Africa needs a new culture to foster unity and development

African Heads of State before the official opening of the 27th African Union Summit in Kigali, Rwanda on July 17, 2016. PHOTO | CYRIL NDEGEYA | AFP

What you need to know:

  • To truly accelerate the trajectory of our development, we must see many more broad-based initiatives that answer ongoing challenges and opportunities.

  • This should be done in the spirit of an African Wa.

For centuries, Japanese culture has been guided by a singular, mono-syllabic notion known as Wa. The closest translation to this in English is harmony. This idea pervades all aspects of Japanese life, from basic social interactions to the workplace and even to international relations in the post-war era.

Wa is a series of cultural concepts born out of the traditional family values of the island’s ancient civilisation. It describes the individual as part of a whole. Above all else, unity must be preserved, at its extreme this comes at the expense of individualism. Wa inspires communal harmony and requires a group of people to work towards a unifying goal, one that will bring honour or prosperity to everyone within the unit with any deviations quickly corrected.

This philosophy is credited with forging Japan’s postWorld War II economic transformation that lifted Japan from the ashes of the Second World War into the advanced nation it is today. It has conditioned public leaders to act in the interest of their society as a whole whether big or small, international or domestic. It is the reason for the country’s relatively low crime rates and the success of its automobile industry. It is also the reason why political unrest in Japan often results in the resignation of public officers instead of mass civil disturbance.

Africa is not a stranger to value systems that underwrite social harmony. Perhaps the closest parallels to Wa in the African context are concepts of Afrocentricity, Negritude, aan-Africanism or the more recently Ubuntu, the philosophy that humanity is what binds us together.

HAVE SOVEREIGNTY

However, Wa is not Ubuntu. Africans have sovereignty over their ideas and Ubuntu, or the ideas that came before it, do not have a political-legal, let alone cross-border imperatives. If Africa is to claim the 21st Century, we must undo the legacy historical experiences that have disrupted systems that drive intelligent collective action towards a common African vision.

So what would an African Wa look like? In order to foster continental harmony to drive development, this notion has to be of pan-African scope. It must be endogenous. Finally, it has to merge and build on the traditions of thought we already have, such as Kwame Nkrumah’s pan-Africanism, Senghor’s négritude or Julius Nyerere’s ujamaa. Crucially, it must give us a compelling reason to work together as one.

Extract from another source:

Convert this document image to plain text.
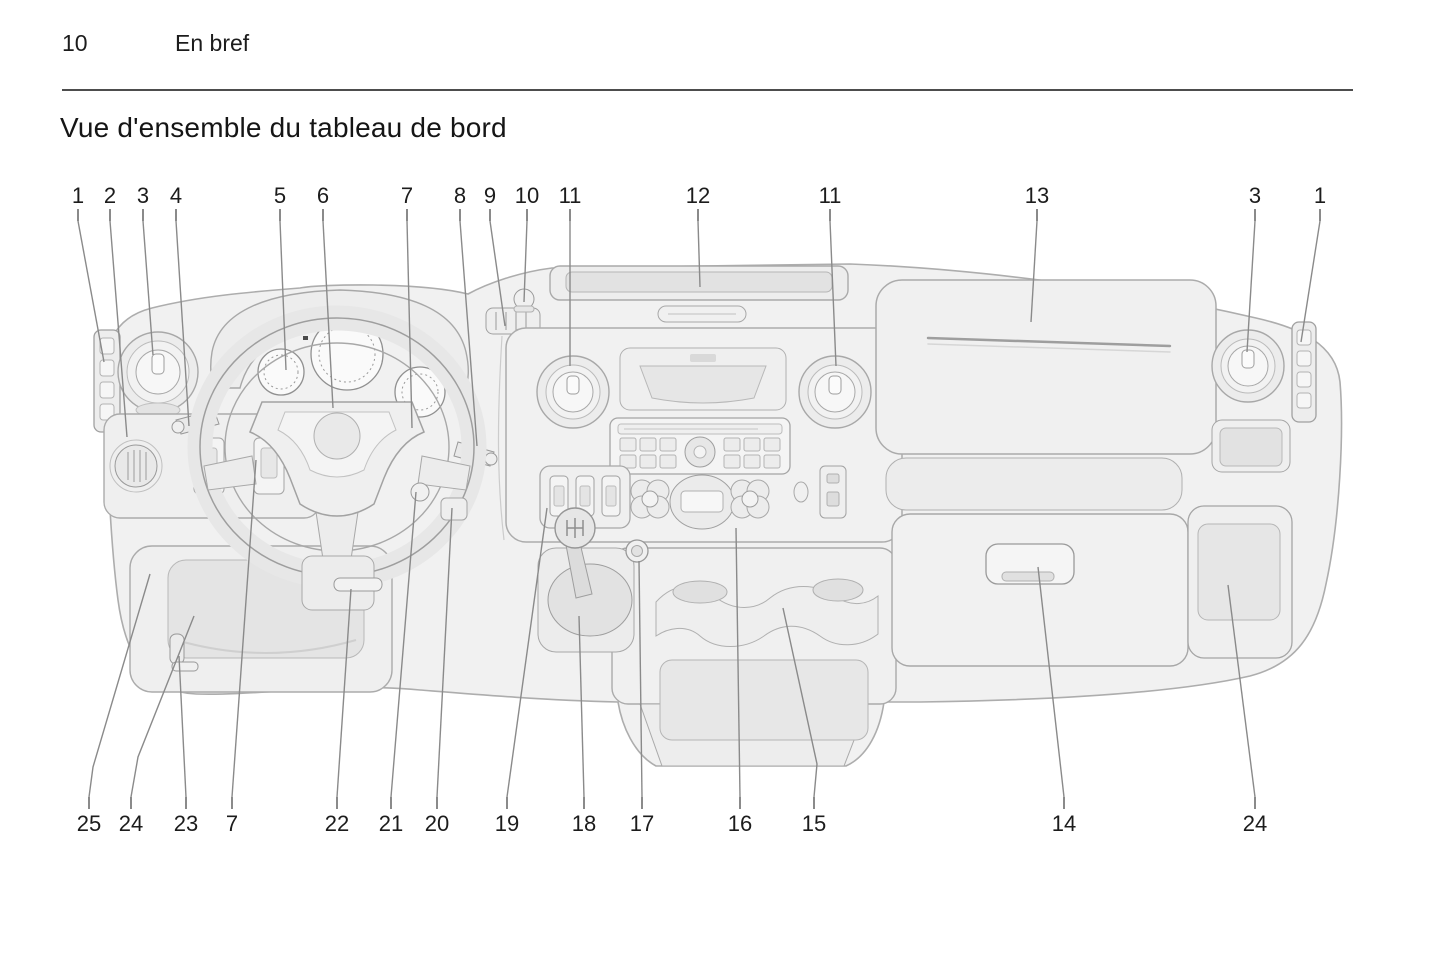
10	En bref
Vue d'ensemble du tableau de bord
1 2 3 4	5 6	7 8 9 10 11	12	11	13	3 1
25 24 23 7	22 21 20 19 18 17	16 15	14	24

If there is one reason Africans must act in unison, it is because the challenges we face are structurally tangled. There is substantial consensus on at least seven challenges that Africa faces today. For example, except for South Africa, Morocco and Egypt, much of Africa has experienced rapid urbanisation without commensurate industrialisation as is happening in Asia. When it comes to healthcare, only half of the continent’s billion have access to modern medical facilities and even fewer can afford it given that, on average, 10 per cent of national budgets are spent on medical resources.

TWO SIDES

However, Africa’s challenges and aspirations are two sides of the same coin. There is a culture of innovation already built into the African context. This can be illustrated by the calibre of entrepreneurial talent we have. Here in Kenya, entrepreneur Lorna Rutto understood the many issues the city of Nairobi’s growth was causing. It generates about 3,000 metric tonnes of waste every day and about 20 per cent of this is often plastic waste. At the same time, timber reserves were on the decline due to a deforestation crisis. But the city’s electricity poles were made of timber and they were getting expensive due to constricted supply.

Rutto took the two problems and answered them at once. The electricity poles could be made from recycled plastic which would provide a cheaper, more sustainable alternative to timber. Her plastic waste would come from the same waste that was becoming difficult to manage. In one fell swoop, her business found unique answers to the challenges of urbanisation, unemployment, climate change and infrastructure.

Imagine if we could apply her ingenuity in some of Africa’s other urban centres like Lagos, Kampala or Kinshasa? What if we were to escalate the spirit of her solution to higher levels policy-making and leadership? What if we taught our young people to seek out solutions with varying dimensions, as she has done?

To truly accelerate the trajectory of our development, we must see many more broad-based initiatives that answer ongoing challenges and opportunities from education, healthcare, infrastructure to governance, climate change and agriculture. All in the spirit of an African Wa.

Frank Swaniker is founder, African Leadership University.